Tony Capra, de l’université de Californie à San Francisco, et ses collègues ont cherché à savoir si certaines de ces variations d’ADN auraient pu faire de nous des lève-tôt, nous aidant ainsi à tirer profit des courtes journées de l’hiver eurasien. Afin d’évaluer sa théorie, les chercheurs ont comparé les génomes de trois Néandertaliens et d’un Dénisovien aux génomes de centaines de milliers d’humains modernes provenant d’une banque de données ou biobanque appelée l’UK Biobank.
Ils ont trouvé plus d’un millier de mutations partagées entre les humains d’aujourd’hui et les Néandertaliens ou les Dénisoviens, selon le New York Times.
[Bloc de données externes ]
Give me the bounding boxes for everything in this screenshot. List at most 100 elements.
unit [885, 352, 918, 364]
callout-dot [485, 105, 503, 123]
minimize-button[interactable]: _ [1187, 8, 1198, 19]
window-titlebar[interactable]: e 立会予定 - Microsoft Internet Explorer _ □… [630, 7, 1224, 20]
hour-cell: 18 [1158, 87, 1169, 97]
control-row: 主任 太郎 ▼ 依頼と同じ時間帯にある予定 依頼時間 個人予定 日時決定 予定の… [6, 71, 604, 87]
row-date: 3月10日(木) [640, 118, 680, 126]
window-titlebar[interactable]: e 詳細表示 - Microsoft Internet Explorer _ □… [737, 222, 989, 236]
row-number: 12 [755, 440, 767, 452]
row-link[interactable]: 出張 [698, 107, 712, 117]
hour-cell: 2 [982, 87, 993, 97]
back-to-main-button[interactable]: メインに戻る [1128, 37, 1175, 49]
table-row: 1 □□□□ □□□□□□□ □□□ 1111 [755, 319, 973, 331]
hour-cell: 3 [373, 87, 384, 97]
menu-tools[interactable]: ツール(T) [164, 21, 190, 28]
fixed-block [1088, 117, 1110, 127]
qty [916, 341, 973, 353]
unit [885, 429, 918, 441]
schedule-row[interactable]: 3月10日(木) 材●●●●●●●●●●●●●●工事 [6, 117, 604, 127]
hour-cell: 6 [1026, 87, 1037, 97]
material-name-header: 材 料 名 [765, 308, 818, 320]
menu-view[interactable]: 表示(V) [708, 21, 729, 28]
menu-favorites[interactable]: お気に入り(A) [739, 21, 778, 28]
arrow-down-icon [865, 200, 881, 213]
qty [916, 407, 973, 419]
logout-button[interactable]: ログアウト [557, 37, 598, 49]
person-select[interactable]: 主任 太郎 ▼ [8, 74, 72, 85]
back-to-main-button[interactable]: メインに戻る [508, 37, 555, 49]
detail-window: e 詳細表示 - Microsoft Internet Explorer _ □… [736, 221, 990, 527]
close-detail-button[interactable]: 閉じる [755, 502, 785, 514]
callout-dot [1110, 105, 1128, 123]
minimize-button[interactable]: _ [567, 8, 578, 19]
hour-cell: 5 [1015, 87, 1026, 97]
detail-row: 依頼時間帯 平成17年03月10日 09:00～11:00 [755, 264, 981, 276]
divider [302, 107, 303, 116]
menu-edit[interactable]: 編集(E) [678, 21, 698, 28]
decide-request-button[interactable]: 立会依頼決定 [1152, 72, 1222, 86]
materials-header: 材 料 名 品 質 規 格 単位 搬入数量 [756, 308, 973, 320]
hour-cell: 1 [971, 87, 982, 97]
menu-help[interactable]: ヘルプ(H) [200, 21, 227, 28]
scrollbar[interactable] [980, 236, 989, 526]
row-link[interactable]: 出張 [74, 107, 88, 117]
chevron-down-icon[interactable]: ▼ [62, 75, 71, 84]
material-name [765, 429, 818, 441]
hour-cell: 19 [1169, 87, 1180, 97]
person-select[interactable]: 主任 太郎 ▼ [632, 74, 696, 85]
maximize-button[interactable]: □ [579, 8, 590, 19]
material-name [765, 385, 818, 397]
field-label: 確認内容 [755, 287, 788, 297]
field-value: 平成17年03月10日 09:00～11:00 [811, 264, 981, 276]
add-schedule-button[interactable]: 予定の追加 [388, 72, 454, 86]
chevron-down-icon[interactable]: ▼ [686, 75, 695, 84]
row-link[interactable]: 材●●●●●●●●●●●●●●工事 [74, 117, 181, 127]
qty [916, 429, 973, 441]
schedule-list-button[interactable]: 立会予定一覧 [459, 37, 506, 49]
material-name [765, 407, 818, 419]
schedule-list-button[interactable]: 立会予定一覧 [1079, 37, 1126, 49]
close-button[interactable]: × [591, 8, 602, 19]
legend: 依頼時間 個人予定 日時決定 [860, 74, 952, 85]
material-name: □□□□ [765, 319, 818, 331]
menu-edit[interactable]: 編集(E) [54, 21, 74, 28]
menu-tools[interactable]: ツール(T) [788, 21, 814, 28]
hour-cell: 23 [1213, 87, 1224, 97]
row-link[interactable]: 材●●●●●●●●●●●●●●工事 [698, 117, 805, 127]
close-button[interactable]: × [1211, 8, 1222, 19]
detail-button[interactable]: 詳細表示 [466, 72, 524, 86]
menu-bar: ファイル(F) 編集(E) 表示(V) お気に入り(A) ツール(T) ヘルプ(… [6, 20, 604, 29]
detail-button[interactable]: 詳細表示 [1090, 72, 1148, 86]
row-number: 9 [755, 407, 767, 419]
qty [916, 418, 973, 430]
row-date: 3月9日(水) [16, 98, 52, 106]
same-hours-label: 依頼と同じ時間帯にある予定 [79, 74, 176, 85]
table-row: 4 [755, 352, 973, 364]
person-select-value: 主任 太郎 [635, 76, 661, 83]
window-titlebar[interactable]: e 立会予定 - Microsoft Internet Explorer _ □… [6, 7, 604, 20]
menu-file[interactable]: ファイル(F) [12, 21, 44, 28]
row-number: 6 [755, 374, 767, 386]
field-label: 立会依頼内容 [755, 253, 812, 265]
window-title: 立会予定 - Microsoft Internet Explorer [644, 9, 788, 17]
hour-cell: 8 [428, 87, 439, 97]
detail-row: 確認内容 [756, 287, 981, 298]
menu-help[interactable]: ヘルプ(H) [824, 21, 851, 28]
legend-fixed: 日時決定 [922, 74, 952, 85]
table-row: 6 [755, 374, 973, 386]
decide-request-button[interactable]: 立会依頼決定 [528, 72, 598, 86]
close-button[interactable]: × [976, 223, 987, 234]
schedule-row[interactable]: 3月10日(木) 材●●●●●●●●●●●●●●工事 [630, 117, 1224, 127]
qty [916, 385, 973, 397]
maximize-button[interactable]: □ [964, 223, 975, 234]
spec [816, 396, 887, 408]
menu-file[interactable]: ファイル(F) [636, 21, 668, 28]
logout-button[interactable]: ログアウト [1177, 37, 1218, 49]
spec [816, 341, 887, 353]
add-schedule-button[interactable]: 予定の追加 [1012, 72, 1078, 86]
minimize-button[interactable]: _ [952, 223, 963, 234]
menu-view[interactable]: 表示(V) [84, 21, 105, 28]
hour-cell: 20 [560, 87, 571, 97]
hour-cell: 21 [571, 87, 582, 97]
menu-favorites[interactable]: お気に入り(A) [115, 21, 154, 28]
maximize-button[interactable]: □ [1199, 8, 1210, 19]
Plusieurs d’entre elles avaient déjà été identifiées comme jouant un rôle dans la régulation de l’horloge biologique humaine. En examinant les résultats des questionnaires remplis par les personnes figurant dans la biobanque, les scientifiques ont découvert que les porteurs de ces mutations étaient plus susceptibles de se décrire comme des lève-tôt, selon le Times.
Bien que l’étude soit prometteuse, elle doit être prise avec des pincettes, selon d’autres scientifiques. Les études basées sur des biobanques ne font que suggérer une association entre les gènes et les symptômes ou les comportements. Les scientifiques ont généralement besoin de davantage de travaux expérimentaux pour s’assurer qu’il existe un lien univoque entre les gènes et les caractéristiques.
Nous n’en sommes qu’au début des recherches sur la façon dont notre corps régule notre métabolisme. Il n’est donc pas certain, pour Capra et ses collègues dans l’étude, que le fait d’être porteur d’une mutation spécifique signifie que vous serez du matin, car de nombreux autres facteurs entrent généralement en jeu.
Selon Michael Dannemann, généticien évolutionniste à l’université de Tartu en Estonie, une façon d’étudier cette question pourrait être de fabriquer en laboratoire des cellules humaines avec les mutations de l’horloge biologique/ circadienne des Néandertaliens et des Dénisoviens pour voir comment cela affecte leur comportement. Selon lui, cette étude représente un « pas en avant » qui non seulement met en lumière l’ADN humain vivant, mais pourrait aussi nous aider à mieux comprendre la biologie des Néandertaliens.
L’étude publiée dans la revue Genome Biology and Evolution : Archaic Introgression Shaped Human Circadian Traits.